A September 2022 report into the Ministry of Health’s practices for compliance with the Official Information Act noted several comments from staff around Lotus Notes age and lack of user friendliness, with one noting the system ‘is a pig, very difficult to find records, very bad when trying to search, there are units with MoH that therefore do not use it and have other storage options’.

Comments like that prompted the chief ombudsman to note that the ministry ‘appeared to have acted contrary to law’ in relation to requirements that information be stored in an accessible form, and to recommend that the Ministry update, amend or ‘otherwise improve’ its systems.

Two-thirds of respondents to a survey of staff found the Ministry’s information management systems ‘very’ or ‘somewhat’ difficult to use.

That complexity was a common refrain from public sector organisations as they eyed up moving off Notes, but the tight integration of the legacy document and communications systems with custom application and databases have provided the ‘stickiness’ vendors clamour for.

Nonetheless, Notes has largely faded from popular IT lexicon – even though it hasn’t actually been completely killed off, with HCL announcing a major upgrade to its latest version of Domino, the server component and latest iteration of Notes, earlier this year.

The software dates back to the 1980s – enterprise software before enterprise software was a huge market, or cool, its features such as email and collaboration workspaces were pioneering. The software came with plenty of complexity and a steep learning curve, however.    

IBM acquired Lotus back in 1995 for US$3.5 billion – the biggest software acquisition ever at that time. It was a time when the enterprise email market was exploding and Lotus Notes’ future looked bright. At its peak Notes and Domino were critical business platforms and ruled the market.
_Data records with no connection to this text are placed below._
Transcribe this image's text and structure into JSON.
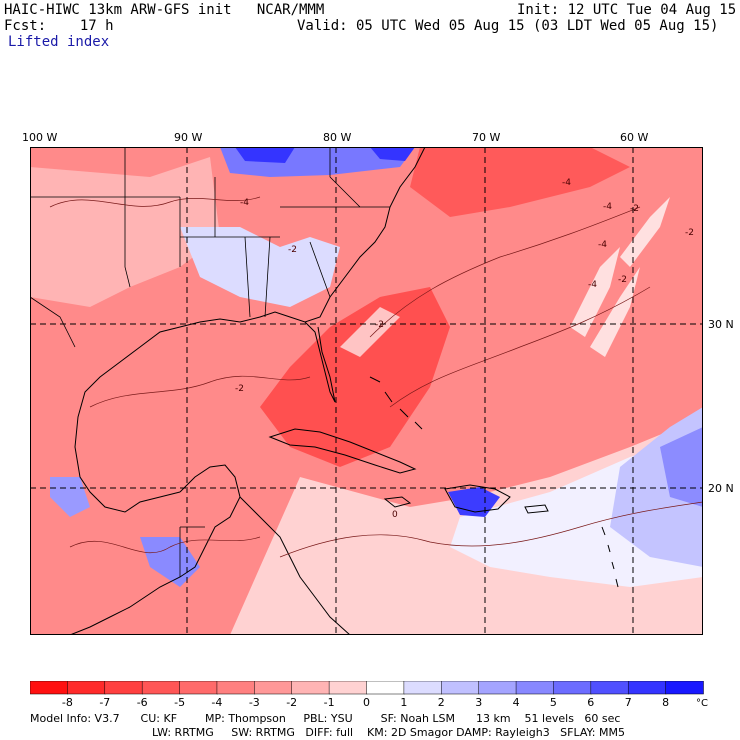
{
  "header": {
    "model_line": "HAIC-HIWC 13km ARW-GFS init   NCAR/MMM",
    "fcst_line": "Fcst:    17 h",
    "init_line": "Init: 12 UTC Tue 04 Aug 15",
    "valid_line": "Valid: 05 UTC Wed 05 Aug 15 (03 LDT Wed 05 Aug 15)",
    "field_name": "Lifted index"
  },
  "map": {
    "lon_labels": [
      "100 W",
      "90 W",
      "80 W",
      "70 W",
      "60 W"
    ],
    "lat_labels": [
      "30 N",
      "20 N"
    ],
    "contour_labels": [
      "-4",
      "-4",
      "-4",
      "-2",
      "-2",
      "-2",
      "-4",
      "-2",
      "-2",
      "0",
      "-4",
      "-2"
    ]
  },
  "colorbar": {
    "tick_labels": [
      "-8",
      "-7",
      "-6",
      "-5",
      "-4",
      "-3",
      "-2",
      "-1",
      "0",
      "1",
      "2",
      "3",
      "4",
      "5",
      "6",
      "7",
      "8"
    ],
    "unit": "°C",
    "colors": [
      "#ff1010",
      "#ff2a2a",
      "#ff4040",
      "#ff5656",
      "#ff6a6a",
      "#ff8080",
      "#ff9898",
      "#ffb4b4",
      "#ffd2d2",
      "#ffffff",
      "#dcdcff",
      "#c0c0ff",
      "#a4a4ff",
      "#8888ff",
      "#6c6cff",
      "#5050ff",
      "#3434ff",
      "#1818ff"
    ]
  },
  "model_info": {
    "line1": "Model Info: V3.7      CU: KF        MP: Thompson     PBL: YSU        SF: Noah LSM      13 km    51 levels   60 sec",
    "line2": "LW: RRTMG     SW: RRTMG   DIFF: full    KM: 2D Smagor DAMP: Rayleigh3   SFLAY: MM5"
  }
}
Then came Microsoft Exchange.

In 2018 IBM offloaded the final components of the acquisition to India’s HCL in an effort to transition to emerging technologies, saying it was time to divest itself of the assets which were increasingly delivered as stand-alone products.

Victoria’s Office of Public Prosecutions switched to Microsoft Office 365 in 2018, aligning itself more closely with private sector compatriots, with Victoria’s Department of Health and Human Services ­– one of the largest, and last holdouts – beginning its migration from Lotus Notes to Office 365 earlier that year.

The state had been regarded as the last great bastion of public sector Lotus Notes users.

For the Ministry of Health, however, the journey continues.

It says it has stood up a team to enhance its Microsoft collaboration tools, in particular Teams and has implemented systems to improve governance around platforms, and ensure security processes are in place and that it can manage the automation behind teams such as managing guest users from external organisations.

All Microsoft applications designed to work within teams have been rolled out to staff, with 34 applications now available and the Teams Shared Channels feature has been implemented to enhance collaboration with Te Whatu Ora.

In 2021, it contracted Spark Health for a new single national contract with Microsoft worth $45 million a year, covering the Ministry, Health New Zealand, the Māori Health Authority and district health boards and their shared service agencies.